I found a new painting. It's called "Rain Storm, Union Square," and it was painted by an American Impressionist, Childe Hassam.
I posted it as my desktop background.
When I look at it, I'm drawn into it. I'm standing on the rain-slicked concrete hearing the sound of cloggish shoes and carriages rattling and pigeons fluttering. I can smell oily rain and pollution. In the distance there is a café with its early morning patrons sipping coffee and rustling their newspapers, but I'm not there with them. I am standing in front of the woman with the umbrella. She doesn't notice me. She's in another world, far from New York. You can see it in her eyes and in the line of her jaw. She's thinking of Paris, though she's never been there. She's thinking of a man she'll meet there - a poet from New Brunswick or perhaps a banker from Maine - on vacation like herself. Escaping existence ... just like she is. They'll talk Emerson and Thoreau and about the migration of seals.

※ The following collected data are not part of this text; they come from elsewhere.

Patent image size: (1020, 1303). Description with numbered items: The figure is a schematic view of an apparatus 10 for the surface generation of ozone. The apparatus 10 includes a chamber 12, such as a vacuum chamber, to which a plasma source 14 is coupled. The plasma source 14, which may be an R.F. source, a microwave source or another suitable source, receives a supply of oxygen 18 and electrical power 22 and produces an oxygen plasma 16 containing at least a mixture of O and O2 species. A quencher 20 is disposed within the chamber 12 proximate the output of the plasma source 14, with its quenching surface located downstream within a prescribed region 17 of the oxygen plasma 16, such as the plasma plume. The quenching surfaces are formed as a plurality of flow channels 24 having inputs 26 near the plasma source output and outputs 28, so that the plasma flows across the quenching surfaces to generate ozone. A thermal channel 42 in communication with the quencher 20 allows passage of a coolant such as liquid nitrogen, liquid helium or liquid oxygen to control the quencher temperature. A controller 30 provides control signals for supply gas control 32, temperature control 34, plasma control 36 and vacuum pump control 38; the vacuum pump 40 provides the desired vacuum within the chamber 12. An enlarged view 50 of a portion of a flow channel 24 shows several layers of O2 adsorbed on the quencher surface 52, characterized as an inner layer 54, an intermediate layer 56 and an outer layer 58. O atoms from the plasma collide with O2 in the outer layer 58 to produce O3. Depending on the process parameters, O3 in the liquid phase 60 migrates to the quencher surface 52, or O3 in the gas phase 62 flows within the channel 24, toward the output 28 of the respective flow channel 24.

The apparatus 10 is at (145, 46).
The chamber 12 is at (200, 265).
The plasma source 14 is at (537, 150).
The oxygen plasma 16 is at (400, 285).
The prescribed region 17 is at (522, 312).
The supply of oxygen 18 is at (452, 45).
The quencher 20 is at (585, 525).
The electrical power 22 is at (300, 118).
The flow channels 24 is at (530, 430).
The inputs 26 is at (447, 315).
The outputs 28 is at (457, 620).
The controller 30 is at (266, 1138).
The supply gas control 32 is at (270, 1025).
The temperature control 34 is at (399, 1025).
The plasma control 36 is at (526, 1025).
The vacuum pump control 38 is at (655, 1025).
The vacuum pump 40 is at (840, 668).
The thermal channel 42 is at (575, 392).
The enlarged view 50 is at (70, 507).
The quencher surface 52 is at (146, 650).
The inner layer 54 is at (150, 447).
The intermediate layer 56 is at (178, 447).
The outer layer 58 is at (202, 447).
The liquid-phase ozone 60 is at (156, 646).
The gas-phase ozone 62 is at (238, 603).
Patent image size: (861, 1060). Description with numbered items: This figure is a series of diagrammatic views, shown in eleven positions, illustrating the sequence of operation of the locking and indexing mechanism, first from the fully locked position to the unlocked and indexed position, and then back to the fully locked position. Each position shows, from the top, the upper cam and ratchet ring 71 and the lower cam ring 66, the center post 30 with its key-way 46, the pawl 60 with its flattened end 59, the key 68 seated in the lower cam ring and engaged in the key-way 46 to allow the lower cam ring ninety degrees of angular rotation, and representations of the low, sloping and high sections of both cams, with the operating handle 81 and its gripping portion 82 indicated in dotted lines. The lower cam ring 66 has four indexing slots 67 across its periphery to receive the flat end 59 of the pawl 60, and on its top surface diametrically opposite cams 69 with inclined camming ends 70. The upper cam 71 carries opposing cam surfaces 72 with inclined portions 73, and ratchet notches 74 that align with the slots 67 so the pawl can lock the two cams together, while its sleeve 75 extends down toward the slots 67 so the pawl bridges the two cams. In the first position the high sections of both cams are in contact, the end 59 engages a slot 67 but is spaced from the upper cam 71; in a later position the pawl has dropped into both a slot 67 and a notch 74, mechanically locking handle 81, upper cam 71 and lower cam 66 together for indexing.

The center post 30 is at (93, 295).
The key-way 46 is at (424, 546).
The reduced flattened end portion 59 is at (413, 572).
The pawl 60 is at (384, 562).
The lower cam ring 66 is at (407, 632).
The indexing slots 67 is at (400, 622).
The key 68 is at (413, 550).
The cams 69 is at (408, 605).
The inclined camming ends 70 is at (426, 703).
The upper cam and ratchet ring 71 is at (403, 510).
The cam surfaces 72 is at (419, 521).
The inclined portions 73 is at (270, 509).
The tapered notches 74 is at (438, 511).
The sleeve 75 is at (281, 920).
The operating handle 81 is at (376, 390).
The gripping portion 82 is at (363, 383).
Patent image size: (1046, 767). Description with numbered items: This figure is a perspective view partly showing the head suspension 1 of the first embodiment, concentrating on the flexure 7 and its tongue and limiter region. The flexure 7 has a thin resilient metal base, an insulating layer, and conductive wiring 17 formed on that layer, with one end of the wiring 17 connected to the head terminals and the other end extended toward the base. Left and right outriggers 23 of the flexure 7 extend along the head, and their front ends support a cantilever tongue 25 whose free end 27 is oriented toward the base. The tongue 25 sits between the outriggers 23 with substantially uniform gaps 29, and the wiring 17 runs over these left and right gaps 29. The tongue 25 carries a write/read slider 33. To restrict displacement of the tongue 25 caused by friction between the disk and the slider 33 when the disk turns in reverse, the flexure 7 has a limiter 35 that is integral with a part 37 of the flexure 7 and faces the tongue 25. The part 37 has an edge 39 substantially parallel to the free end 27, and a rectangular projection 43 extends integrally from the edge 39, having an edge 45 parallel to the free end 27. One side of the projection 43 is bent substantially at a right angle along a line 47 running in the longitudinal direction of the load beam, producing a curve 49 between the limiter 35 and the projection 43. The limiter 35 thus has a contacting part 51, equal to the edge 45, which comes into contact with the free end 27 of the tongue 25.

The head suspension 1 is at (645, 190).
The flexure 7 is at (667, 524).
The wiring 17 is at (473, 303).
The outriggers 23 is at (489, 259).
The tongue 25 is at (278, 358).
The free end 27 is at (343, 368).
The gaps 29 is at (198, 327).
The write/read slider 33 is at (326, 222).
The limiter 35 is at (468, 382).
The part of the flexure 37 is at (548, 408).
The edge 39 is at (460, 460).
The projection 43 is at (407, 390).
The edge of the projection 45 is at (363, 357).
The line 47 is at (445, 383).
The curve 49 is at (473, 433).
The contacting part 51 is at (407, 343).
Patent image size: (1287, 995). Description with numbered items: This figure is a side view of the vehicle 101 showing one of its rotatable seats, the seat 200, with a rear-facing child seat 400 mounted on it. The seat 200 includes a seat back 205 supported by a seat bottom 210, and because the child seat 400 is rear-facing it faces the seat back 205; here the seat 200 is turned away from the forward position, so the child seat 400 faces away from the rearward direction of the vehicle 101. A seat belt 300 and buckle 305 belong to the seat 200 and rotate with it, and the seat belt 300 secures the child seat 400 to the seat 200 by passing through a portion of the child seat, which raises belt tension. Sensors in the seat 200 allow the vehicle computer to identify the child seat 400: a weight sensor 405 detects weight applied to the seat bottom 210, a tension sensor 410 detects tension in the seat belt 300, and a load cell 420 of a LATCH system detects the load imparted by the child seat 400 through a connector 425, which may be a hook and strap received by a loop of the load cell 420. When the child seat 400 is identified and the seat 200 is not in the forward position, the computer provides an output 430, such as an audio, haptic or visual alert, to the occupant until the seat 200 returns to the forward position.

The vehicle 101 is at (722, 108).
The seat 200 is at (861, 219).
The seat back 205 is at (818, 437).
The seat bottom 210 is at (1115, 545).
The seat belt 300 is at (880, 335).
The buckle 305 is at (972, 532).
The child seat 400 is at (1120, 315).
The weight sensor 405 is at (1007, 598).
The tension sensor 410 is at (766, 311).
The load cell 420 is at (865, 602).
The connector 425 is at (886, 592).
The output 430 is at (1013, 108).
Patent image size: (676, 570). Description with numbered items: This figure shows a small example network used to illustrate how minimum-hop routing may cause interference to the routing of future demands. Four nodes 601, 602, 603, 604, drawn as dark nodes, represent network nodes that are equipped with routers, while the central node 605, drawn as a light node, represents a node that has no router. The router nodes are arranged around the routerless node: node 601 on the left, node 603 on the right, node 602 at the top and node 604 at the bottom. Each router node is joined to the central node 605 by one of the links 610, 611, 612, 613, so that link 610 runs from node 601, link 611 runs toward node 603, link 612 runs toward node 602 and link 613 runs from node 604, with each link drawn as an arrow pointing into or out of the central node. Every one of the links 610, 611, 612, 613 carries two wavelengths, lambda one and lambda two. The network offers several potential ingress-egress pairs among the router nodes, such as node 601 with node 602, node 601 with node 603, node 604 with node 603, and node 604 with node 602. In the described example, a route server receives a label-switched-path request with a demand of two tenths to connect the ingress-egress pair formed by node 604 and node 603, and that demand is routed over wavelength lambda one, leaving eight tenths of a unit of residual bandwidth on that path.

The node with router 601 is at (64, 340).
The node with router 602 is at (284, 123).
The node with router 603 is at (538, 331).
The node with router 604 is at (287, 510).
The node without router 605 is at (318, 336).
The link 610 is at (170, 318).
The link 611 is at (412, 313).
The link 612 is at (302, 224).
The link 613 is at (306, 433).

No one in New York knows her. No one knows how brilliant she is, how she walks barefoot at night, that she's ticklish on her bellybutton. At work, they think she's sweet and quiet. They don't realize that she likes to watch the boxing matches in the park, or the dark-eyed men who load and unload the ferries and whose arms are sweaty and knotty with muscles. She watches them from behind her menu, but secretly hopes they'll see her watching them. Her pulse quickens and she gets sick to her stomach.
That's why I like the painting.
7 years ago
1 comments:
Beautiful, J. I think that was me you saw with the umbrella. One day I hope to create something that inspires you like that.